I have always made the practical, logical choices in life. Moving to Hanoi, especially in light of the Columbia option, was neither practical nor logical. But there was something drawing me there, or here, as we now have it. One thing that I have become aware of in the past few years is the idea of fate and intuition. Without divulging any embarrassing stories (it's only my first post!), I will say that I have learned that my intuition is strong, and that I should listen to it and obey without doubt. Whether it was intuition, fate, God, or complete delusion on my part, something kept pulling me to Vietnam.
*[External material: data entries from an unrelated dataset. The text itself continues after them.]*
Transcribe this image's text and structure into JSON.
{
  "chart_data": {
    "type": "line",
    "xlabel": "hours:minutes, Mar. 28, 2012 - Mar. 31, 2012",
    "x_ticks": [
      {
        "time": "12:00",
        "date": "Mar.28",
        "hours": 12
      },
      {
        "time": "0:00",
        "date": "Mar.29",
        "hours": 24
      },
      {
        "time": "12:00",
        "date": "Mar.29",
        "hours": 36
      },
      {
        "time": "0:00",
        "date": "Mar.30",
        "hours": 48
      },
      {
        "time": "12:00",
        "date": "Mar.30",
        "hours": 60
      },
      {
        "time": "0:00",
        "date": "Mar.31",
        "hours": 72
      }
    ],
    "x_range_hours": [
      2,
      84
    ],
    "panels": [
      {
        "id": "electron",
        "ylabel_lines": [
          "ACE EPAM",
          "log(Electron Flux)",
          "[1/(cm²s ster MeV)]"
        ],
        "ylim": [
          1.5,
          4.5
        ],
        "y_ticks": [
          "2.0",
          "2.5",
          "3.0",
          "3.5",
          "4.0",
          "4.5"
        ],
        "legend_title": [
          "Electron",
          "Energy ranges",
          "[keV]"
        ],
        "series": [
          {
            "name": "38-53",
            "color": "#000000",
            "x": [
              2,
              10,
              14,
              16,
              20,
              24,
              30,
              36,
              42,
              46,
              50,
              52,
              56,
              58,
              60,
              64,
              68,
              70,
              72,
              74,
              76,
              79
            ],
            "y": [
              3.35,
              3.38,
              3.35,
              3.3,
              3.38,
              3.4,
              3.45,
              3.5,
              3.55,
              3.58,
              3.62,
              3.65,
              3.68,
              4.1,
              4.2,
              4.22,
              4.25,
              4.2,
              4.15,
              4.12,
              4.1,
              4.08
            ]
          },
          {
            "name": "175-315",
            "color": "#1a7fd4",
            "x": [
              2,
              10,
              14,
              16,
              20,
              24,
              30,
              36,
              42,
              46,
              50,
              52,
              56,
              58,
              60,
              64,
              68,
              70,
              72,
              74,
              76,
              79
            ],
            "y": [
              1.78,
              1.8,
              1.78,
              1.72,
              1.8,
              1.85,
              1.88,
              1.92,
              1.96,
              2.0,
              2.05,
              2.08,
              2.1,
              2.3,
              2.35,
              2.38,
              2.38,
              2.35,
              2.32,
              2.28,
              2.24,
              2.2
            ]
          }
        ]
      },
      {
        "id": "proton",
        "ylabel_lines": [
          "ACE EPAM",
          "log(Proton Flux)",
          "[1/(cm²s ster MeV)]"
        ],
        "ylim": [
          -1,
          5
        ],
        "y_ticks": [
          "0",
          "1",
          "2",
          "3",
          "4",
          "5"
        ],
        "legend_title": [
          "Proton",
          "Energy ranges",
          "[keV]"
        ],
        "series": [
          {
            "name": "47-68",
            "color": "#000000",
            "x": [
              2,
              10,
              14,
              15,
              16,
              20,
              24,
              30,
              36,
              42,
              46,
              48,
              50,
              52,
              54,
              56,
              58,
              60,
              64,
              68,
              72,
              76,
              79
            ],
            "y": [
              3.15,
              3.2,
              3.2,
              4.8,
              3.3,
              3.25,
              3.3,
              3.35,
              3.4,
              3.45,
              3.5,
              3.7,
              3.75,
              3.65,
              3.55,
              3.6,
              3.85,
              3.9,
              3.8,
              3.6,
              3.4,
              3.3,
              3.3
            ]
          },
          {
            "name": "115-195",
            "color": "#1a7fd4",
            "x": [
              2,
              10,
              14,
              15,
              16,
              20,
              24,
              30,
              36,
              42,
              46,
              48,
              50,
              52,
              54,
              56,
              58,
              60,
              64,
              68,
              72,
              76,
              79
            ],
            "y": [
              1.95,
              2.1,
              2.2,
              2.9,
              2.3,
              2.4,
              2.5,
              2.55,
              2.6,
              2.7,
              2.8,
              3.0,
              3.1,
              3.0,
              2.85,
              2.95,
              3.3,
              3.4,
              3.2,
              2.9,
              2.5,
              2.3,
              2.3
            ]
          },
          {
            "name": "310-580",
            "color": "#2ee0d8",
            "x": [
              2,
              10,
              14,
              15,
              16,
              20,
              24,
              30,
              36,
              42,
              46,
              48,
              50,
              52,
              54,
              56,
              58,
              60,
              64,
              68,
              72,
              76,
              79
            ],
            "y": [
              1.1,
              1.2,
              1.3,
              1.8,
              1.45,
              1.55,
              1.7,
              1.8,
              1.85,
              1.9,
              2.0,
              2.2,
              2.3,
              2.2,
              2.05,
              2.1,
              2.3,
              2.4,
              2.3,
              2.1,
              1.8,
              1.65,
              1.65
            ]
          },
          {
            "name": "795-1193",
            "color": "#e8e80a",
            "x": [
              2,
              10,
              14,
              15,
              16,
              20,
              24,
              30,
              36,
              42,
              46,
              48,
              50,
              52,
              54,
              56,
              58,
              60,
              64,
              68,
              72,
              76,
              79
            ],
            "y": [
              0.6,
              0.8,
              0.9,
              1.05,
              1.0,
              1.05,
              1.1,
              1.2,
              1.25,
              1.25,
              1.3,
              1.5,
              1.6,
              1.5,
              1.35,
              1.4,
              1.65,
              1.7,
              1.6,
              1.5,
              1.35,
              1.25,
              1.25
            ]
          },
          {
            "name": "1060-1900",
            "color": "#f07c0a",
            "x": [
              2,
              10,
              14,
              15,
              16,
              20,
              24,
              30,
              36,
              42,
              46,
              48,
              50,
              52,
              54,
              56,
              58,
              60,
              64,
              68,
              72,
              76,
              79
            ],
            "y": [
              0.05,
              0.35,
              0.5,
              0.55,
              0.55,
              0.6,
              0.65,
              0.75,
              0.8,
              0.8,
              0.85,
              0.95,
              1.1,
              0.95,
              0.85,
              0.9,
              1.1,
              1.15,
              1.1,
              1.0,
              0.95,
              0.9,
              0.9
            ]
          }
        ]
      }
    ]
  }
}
After being here for two weeks, I have no idea what that thing was. After a 27+ hour travel day, I arrived in the Hanoi airport around 10pm. I was fetched by the director of my program and dropped off at a supposedly 'fully furnished' apartment located on a street with no name that was filled with the smells of motorbike exhaust and grilled duck (or maybe that was dog?). Apparently, 'fully furnished' does not include a mattress or any kitchen supplies. I spent that first night on the couch, and woke up with a start. The first words out of my mouth were 'wtf. what the hell was I thinking? what am I doing here?'
To backtrack, I am an all-American girl. I have blond hair, blue eyes, a love for sports, an addiction to sugar, and a religious penchant for US Weekly magazine. I had only just begun to travel and think about the outside world in the summer of 2009. In the past year, I have visited and spent at least two weeks each in South Africa, China, Ecuador, the Galapagos, and now, Vietnam. Maybe I have caught the travel bug? Or maybe I am insatiable...continuing to search for something that I can neither define nor locate. The kicker is that whatever I am looking for is most likely not in another country, but is something I must find within myself. But that is life, isn't it? Everyone is always searching for something. Is contentment ever a reality?

I guess it doesn't really matter. My search has led me to Hanoi, and that is where my blog is supposed to begin. I suppose all of this is just the prologue. And now, I have exhausted myself before I have even begun. Therefore, my first post about me, a single 27 year-old blond girl living in Hanoi, can be summed up in one short and concise statement assuming that my choices are the same as any living thing; to adapt, migrate, or become extinct. So far, I choose to adapt.